Speaking about Ted Baker’s somewhat unique attitude to advertising at the press launch of the brand’s SS15 campaign, Kelvin said it is “sexier to conceal than reveal” when it comes to promoting the brand as he likes customers to organically discover Ted Baker, particularly via digital and social media.

“As a business we’ve never advertised conventionally so we’ve always thought about how we can develop the brand in a different way. When you go back to the start of this business in 1988 the only way you could develop the business and develop the product was through taking a page in a magazine and even then i found that quite cheesy.

“We now obviously have all the hard wear and the tablets and the devices to develop ideas but we still don’t advertise in a conventional way even though we use social media and digital.

"Digital is absolutely key and social media is too but it's more about discovery so finding out about us [rather] than advertising. We like developing new content, we like to feel it’s just trying to find ways of people discovering it and finding it cool rather than us pushing it into their faces.”

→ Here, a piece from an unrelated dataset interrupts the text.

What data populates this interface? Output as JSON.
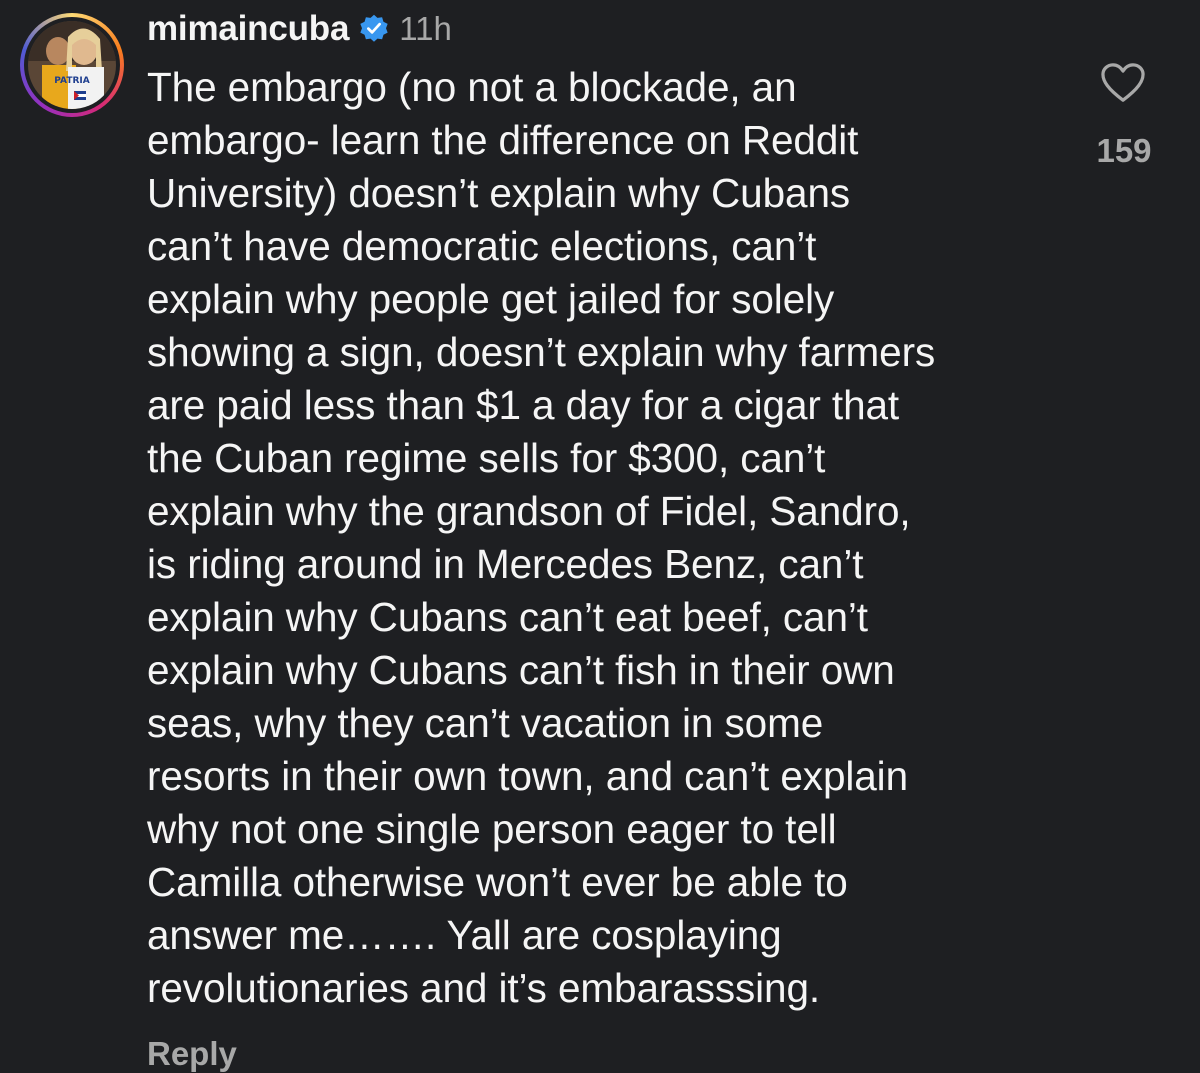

Akin to that is Ted Baker’s most recent campaign, a two-week digital activation playing out on Instagram which requires followers to repost images from the Pinch Me campaign to discover hidden clues and messages.

Each day from today (9 March) a new image will be released on the Ted Baker page and followers will be encouraged to play around with Instagram’s native filters and exposure tools to find the concealed content.

While some of the featured images are of the brand’s new collection, others include more quirky pictures unrelated to Ted Baker products, such as various fruits, an attempt to reflect Ted Baker’s ideology of creating an emotional connection with the consumer, according to Kelvin, who called advertising “a con”.

“If you look at the amount of effort we put into things and you look at other [brands who] just stick a girl in a bikini and it’s just shot on a beach and that’s it, it’s over, we’re trying that much harder, without over trying, to connect [and create] something that’s a little more intelligent.

“Advertising can be actually quite a poor instrument to actually con customers. At the end of the day it’s a shirt, it’s a trouser, it’s a jacket.”

Throughout the new campaign prizes and giveaways will be given to participants, including a trip to Portmeirion in Wales where the campaign film was shot.

Digital and social activity has been integral to Ted Baker’s success in recent months. E-commerce sales at the fashion brand surged 65.7 per cent over the 2014 Christmas trading period, despite it shying away from any major promotional activity in the run up.

The brand also recently u-turned on its stance on in-store beacons, having made the decision to install the technology in the Ted Baker store at Westfield White City, despite brand communications director Craig Smith calling the technology “alien” in a previous interview with The Drum.